Adit menggigit permen kapas berwarna biru. Ia melihat dirinya di masa depan memakai seragam SMA, tersenyum, membawa trofi lomba menggambar. Di belakangnya, Ayah dan Ibu memeluknya bangga.


“Apakah ini akan terjadi?” tanya Adit.

“Itu akan terjadi jika kamu tidak menyerah,” kata Nenek Peri.

“Naiklah ke wahana terakhir,” kata Meowstro. Ia menunjuk Roller Coaster berkelok-kelok dengan lintasan emas.


Adit duduk di kursi depan. Roller Coaster meluncur cepat, membawa Adit ke masa-masa saat ia pernah menangis karena nilai jelek, saat dimarahi guru, saat gagal membuat layangan.


“Tapi lihat di belakang setiap kegagalan itu,” suara Meowstro bergema.

Adit melihat dirinya yang kecil belajar lebih giat, meminta maaf kepada teman, dan akhirnya bisa tertawa lagi.

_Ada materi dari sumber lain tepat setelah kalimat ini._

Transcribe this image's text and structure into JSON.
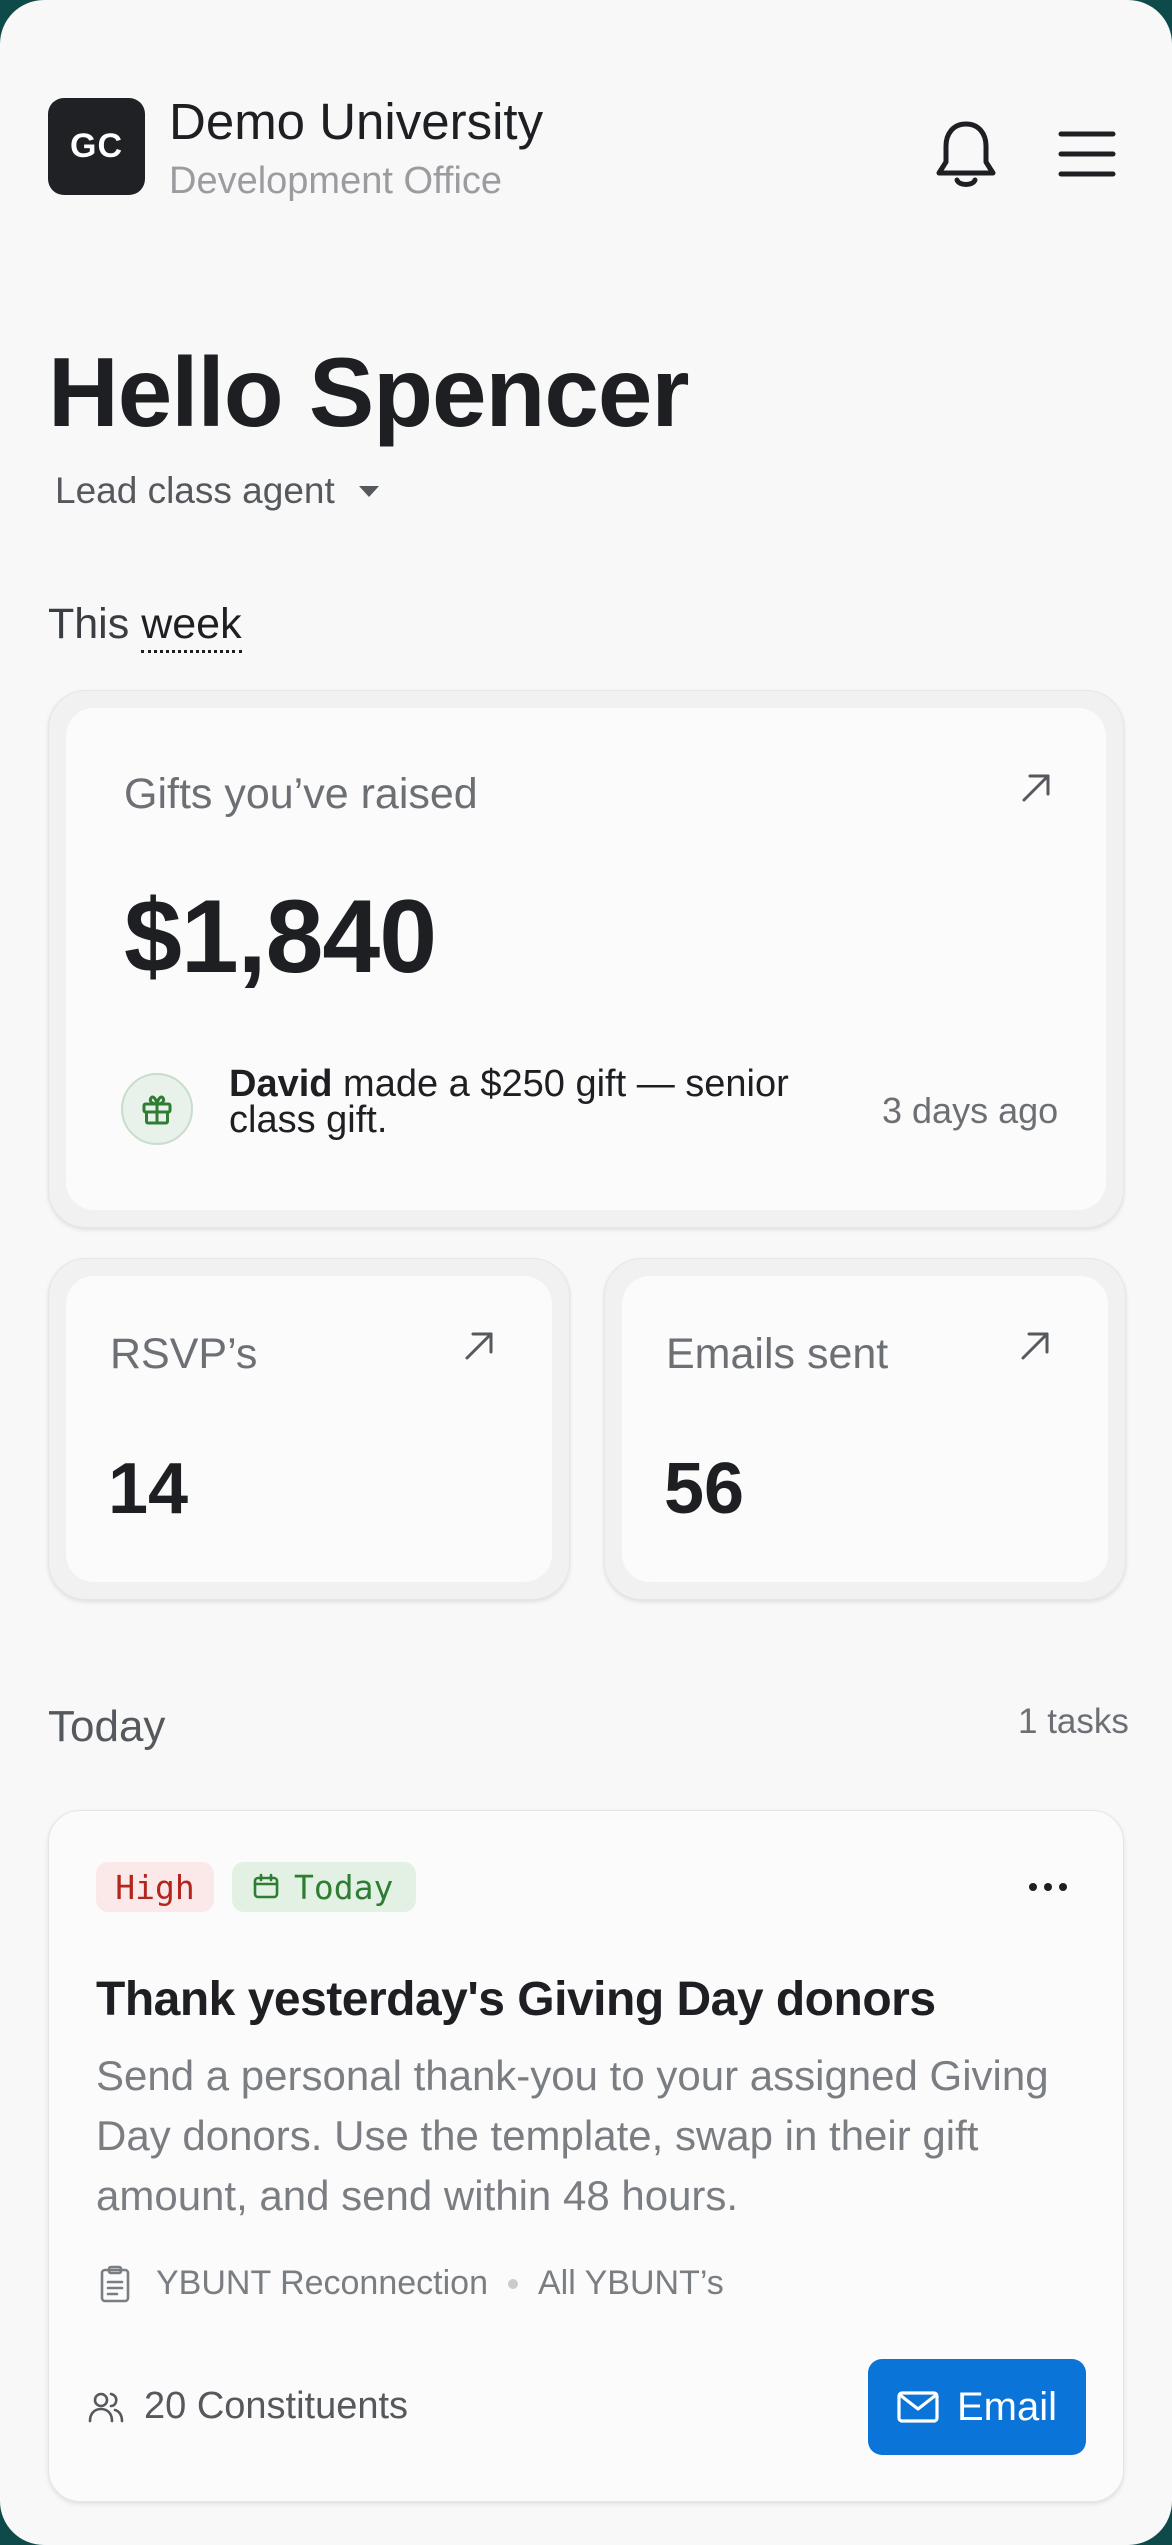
{
  "header": {
    "logo_initials": "GC",
    "org_name": "Demo University",
    "org_subtitle": "Development Office",
    "icons": [
      "bell-icon",
      "hamburger-menu-icon"
    ]
  },
  "greeting": "Hello Spencer",
  "role_selector": {
    "value": "Lead class agent"
  },
  "period": {
    "prefix": "This",
    "value": "week"
  },
  "gifts_card": {
    "title": "Gifts you’ve raised",
    "amount": "$1,840",
    "activity": {
      "name": "David",
      "text": " made a $250 gift — senior class gift.",
      "time": "3 days ago"
    }
  },
  "stats": [
    {
      "label": "RSVP’s",
      "value": "14"
    },
    {
      "label": "Emails sent",
      "value": "56"
    }
  ],
  "today": {
    "heading": "Today",
    "count": "1 tasks"
  },
  "task": {
    "priority": "High",
    "due": "Today",
    "title": "Thank yesterday's Giving Day donors",
    "description": "Send a personal thank-you to your assigned Giving Day donors. Use the template, swap in their gift amount, and send within 48 hours.",
    "campaign": "YBUNT Reconnection",
    "audience": "All YBUNT’s",
    "constituents": "20 Constituents",
    "action_label": "Email"
  },
  "colors": {
    "accent_blue": "#0a74d9",
    "high_badge_bg": "#fbe9ea",
    "high_badge_text": "#b3261e",
    "today_badge_bg": "#e3f1e5",
    "today_badge_text": "#2e7d32",
    "frame": "#0e4a4a"
  }
}
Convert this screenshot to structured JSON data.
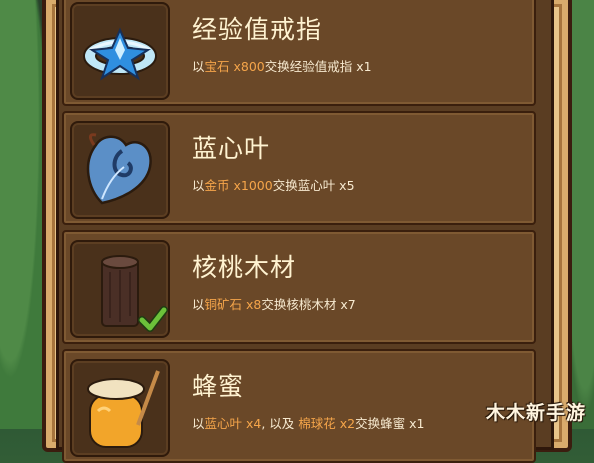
{
  "items": [
    {
      "name": "经验值戒指",
      "icon": "diamond-ring-icon",
      "desc": {
        "prefix": "以",
        "material": "宝石 x800",
        "suffix": "交换经验值戒指 x1"
      },
      "owned_check": false
    },
    {
      "name": "蓝心叶",
      "icon": "blue-heart-leaf-icon",
      "desc": {
        "prefix": "以",
        "material": "金币 x1000",
        "suffix": "交换蓝心叶 x5"
      },
      "owned_check": false
    },
    {
      "name": "核桃木材",
      "icon": "walnut-wood-icon",
      "desc": {
        "prefix": "以",
        "material": "铜矿石 x8",
        "suffix": "交换核桃木材 x7"
      },
      "owned_check": true
    },
    {
      "name": "蜂蜜",
      "icon": "honey-jar-icon",
      "desc": {
        "prefix": "以",
        "material": "蓝心叶 x4",
        "middle": ", 以及 ",
        "material2": "棉球花 x2",
        "suffix": "交换蜂蜜 x1"
      },
      "owned_check": false
    }
  ],
  "watermark": "木木新手游",
  "colors": {
    "highlight": "#f5a54a",
    "panel": "#5a3d22",
    "row": "#6a4828",
    "check": "#6cc23a"
  }
}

“Gagal itu bagian dari naik turunnya hidup. Sama seperti Roller Coaster,” kata Meowstro.

Saat Roller Coaster berhenti, Adit turun dengan hati yang lebih tenang.


“Sudah waktunya pulang,” kata Meowstro. “Ingat, pasar malam ini hanya ada dalam mimpi. Tapi pelajarannya nyata.”

Adit melambaikan tangan. “Terima kasih, Meowstro. Terima kasih semua.”

Pintu kayu muncul lagi. Adit melangkah masuk.


Keesokan paginya, Adit terbangun. Jendela kamar terbuka sedikit, dan embusan angin membawa aroma kacang goreng.

“Pasar malam itu… mimpi?” gumam Adit.

Tapi di atas meja, ada secarik kertas kecil bertuliskan:


“Jangan takut gagal, Tuan Adit. Salam, Meowstro.”

Adit tersenyum. Hari itu ia berangkat sekolah dengan semangat baru. Ia tak lagi takut gagal, karena ia tahu kegagalan hanyalah bagian dari perjalanan.